I watched them from behind, crying like a child. I felt, for the first time in three years, that the house wasn’t empty. I felt that Marina was there, somewhere, smiling with relief.
CHAPTER 5: FORGIVENESS
Two years have passed since that day in the cafeteria. It hasn’t been easy. Julia had nightmares for months, waking up screaming that the nuns were coming for her. Lucía hid food under her bed, unable to trust that there would be breakfast the next day. We had to go to therapy. I had to learn how to style long hair and deal with the difficult questions about why Mom left them.
But little by little, the wounds began to heal. Today, Julia is the top of her class in math. She has a brilliant mind and wants to be a judge “so that no child ever has to run away.” Lucía paints. She paints pictures full of color, blue skies, and giant suns.
Yesterday was the anniversary of Marina’s death. The four of us went to the cemetery. The girls carried flowers. David carried a drawing. They stood in front of the gravestone.
“Hi, Mom,” Julia said. She calls her Mom now. It took her a year, but she does. “We’re fine. Dad takes care of us. David is a pain, but we love him.”
Lucía touched the cold stone. “I forgive you,” she whispered. “I know you were scared. Dad explained that fear sometimes makes us do silly things. But we’re all together now.”

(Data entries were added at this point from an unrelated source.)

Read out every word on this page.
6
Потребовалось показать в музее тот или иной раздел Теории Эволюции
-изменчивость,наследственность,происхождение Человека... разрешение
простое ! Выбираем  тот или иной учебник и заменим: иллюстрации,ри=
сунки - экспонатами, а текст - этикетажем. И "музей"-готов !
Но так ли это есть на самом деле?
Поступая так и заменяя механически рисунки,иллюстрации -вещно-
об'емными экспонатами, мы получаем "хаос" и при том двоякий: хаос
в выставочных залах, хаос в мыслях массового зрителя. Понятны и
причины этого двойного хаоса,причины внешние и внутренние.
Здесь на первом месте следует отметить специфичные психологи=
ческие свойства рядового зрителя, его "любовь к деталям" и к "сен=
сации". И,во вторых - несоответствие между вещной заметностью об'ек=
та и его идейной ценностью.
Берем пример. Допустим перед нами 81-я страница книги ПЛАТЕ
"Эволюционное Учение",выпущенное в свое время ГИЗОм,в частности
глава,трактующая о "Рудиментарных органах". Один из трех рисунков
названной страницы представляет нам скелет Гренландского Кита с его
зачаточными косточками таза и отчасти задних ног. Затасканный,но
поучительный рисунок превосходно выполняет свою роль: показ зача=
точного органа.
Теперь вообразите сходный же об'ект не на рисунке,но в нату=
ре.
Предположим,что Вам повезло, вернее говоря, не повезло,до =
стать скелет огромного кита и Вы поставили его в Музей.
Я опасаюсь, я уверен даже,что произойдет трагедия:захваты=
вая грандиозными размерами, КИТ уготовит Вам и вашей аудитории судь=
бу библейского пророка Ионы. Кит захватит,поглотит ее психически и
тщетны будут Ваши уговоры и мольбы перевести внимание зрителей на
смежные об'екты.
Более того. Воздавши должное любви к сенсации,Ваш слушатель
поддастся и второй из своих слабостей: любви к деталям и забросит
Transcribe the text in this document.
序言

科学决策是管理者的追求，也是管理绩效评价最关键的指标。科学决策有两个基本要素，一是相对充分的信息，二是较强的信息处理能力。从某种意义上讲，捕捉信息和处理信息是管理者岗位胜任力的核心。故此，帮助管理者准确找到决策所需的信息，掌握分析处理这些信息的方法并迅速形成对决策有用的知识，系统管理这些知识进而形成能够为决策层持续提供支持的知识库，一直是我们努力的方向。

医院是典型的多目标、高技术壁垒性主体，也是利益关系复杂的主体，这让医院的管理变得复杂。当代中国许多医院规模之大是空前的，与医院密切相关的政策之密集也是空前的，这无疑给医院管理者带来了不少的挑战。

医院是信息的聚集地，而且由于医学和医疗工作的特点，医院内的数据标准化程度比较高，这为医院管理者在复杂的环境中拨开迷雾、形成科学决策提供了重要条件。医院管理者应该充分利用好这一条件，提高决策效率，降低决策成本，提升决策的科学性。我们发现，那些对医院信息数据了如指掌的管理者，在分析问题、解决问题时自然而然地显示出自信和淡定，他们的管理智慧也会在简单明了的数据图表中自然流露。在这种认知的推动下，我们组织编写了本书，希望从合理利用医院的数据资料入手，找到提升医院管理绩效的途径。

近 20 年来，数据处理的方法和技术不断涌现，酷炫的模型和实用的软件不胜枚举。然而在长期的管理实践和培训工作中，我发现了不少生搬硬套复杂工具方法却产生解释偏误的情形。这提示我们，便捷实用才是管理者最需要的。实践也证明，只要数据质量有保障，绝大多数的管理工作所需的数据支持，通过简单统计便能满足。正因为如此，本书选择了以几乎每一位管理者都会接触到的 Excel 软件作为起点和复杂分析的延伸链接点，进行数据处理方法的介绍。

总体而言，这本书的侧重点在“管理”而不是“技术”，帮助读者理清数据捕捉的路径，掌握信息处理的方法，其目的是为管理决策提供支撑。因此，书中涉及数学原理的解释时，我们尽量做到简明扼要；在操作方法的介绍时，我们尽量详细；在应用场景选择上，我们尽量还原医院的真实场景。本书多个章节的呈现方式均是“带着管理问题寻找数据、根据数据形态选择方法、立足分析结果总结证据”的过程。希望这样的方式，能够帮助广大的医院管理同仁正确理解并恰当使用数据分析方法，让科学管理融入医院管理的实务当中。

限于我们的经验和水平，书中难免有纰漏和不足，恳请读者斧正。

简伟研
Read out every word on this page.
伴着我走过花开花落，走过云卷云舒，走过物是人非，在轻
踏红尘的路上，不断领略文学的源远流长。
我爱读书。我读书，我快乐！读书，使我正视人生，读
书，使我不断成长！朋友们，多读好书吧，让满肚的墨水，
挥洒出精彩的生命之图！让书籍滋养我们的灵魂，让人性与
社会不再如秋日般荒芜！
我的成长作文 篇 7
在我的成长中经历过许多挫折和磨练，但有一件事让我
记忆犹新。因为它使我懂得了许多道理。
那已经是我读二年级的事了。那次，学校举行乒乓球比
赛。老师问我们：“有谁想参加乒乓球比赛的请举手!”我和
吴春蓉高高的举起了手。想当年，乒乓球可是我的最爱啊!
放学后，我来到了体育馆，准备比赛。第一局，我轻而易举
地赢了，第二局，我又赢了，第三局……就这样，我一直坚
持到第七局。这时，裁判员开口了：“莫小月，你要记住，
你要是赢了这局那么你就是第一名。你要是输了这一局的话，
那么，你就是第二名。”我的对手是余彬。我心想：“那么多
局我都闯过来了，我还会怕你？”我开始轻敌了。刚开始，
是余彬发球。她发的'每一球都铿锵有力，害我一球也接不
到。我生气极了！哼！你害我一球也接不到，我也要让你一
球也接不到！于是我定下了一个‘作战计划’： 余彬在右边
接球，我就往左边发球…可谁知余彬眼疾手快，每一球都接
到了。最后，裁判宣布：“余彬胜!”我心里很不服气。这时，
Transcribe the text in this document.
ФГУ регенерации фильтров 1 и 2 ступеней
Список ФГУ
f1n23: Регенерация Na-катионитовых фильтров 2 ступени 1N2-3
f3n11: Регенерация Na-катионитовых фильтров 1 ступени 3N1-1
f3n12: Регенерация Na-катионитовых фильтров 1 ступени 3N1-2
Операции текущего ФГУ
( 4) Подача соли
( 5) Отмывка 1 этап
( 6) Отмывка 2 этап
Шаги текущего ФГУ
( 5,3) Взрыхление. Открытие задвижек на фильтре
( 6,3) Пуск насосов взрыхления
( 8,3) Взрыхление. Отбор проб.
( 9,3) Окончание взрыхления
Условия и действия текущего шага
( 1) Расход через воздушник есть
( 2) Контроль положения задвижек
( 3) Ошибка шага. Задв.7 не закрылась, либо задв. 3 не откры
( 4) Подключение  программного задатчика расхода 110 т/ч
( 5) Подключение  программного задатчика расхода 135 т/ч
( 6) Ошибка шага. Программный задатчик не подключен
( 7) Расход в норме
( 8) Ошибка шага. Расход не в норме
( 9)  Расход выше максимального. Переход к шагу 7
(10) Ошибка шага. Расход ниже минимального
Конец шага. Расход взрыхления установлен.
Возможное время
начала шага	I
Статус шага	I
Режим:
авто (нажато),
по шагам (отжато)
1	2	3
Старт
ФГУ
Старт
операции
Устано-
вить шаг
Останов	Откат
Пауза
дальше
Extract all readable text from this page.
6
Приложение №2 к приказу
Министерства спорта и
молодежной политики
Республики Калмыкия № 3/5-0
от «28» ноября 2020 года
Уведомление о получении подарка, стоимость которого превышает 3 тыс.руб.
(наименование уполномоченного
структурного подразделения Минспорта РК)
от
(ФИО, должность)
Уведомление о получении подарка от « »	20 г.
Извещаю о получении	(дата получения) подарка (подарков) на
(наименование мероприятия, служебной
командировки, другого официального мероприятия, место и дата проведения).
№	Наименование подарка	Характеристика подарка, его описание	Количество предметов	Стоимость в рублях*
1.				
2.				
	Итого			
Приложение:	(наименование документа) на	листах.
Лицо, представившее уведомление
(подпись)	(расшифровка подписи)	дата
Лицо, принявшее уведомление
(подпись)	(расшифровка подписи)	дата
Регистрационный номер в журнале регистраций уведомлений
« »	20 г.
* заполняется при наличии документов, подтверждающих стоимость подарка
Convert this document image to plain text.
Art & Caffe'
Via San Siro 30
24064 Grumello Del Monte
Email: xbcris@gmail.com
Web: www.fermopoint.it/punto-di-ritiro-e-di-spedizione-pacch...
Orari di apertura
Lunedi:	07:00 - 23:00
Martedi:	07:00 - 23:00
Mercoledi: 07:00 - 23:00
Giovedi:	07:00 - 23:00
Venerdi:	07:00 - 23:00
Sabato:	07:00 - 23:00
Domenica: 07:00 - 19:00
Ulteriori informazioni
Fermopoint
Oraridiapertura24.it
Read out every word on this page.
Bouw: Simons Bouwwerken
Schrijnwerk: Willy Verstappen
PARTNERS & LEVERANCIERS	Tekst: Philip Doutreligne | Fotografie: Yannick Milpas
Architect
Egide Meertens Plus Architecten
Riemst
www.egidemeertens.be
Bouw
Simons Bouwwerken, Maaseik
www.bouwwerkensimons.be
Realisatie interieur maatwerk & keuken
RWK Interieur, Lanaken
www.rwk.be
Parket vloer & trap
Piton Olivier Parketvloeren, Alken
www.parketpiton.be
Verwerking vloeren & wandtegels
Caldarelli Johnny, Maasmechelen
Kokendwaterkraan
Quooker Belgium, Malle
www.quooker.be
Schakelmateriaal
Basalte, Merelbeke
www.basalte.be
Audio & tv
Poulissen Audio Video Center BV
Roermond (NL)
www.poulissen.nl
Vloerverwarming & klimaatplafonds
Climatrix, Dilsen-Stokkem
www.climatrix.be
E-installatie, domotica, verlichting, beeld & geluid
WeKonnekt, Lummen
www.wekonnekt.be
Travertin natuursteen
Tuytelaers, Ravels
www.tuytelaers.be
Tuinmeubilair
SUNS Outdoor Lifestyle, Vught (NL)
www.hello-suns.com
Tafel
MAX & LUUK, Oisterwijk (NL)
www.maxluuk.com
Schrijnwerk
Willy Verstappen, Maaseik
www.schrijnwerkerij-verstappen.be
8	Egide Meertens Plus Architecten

I stayed behind, looking at my three children. Yes, my three children. Because a father isn’t just the one who fathers, but the one who heals, the one who cares, and the one who stays. I looked up at the sky over Valencia.
“Rest, Marina,” I thought. “Your secret is no longer a burden. It is our blessing. You messed up, terribly wrong, but in the end, love found its way back home.”
When we got back to the car, David and Lucía were arguing about who got to sit by the window. Julia was laughing. There was noise. There was life. I started the engine and drove home, knowing that, even though the mark on their necks was the moon and the star, they were my sun.
Life is full of surprises, they say. It taught me a lesson: never ignore a sign. Never walk past someone who is suffering. Because sometimes, in the eyes of a stranger, you can find the missing piece of your own soul.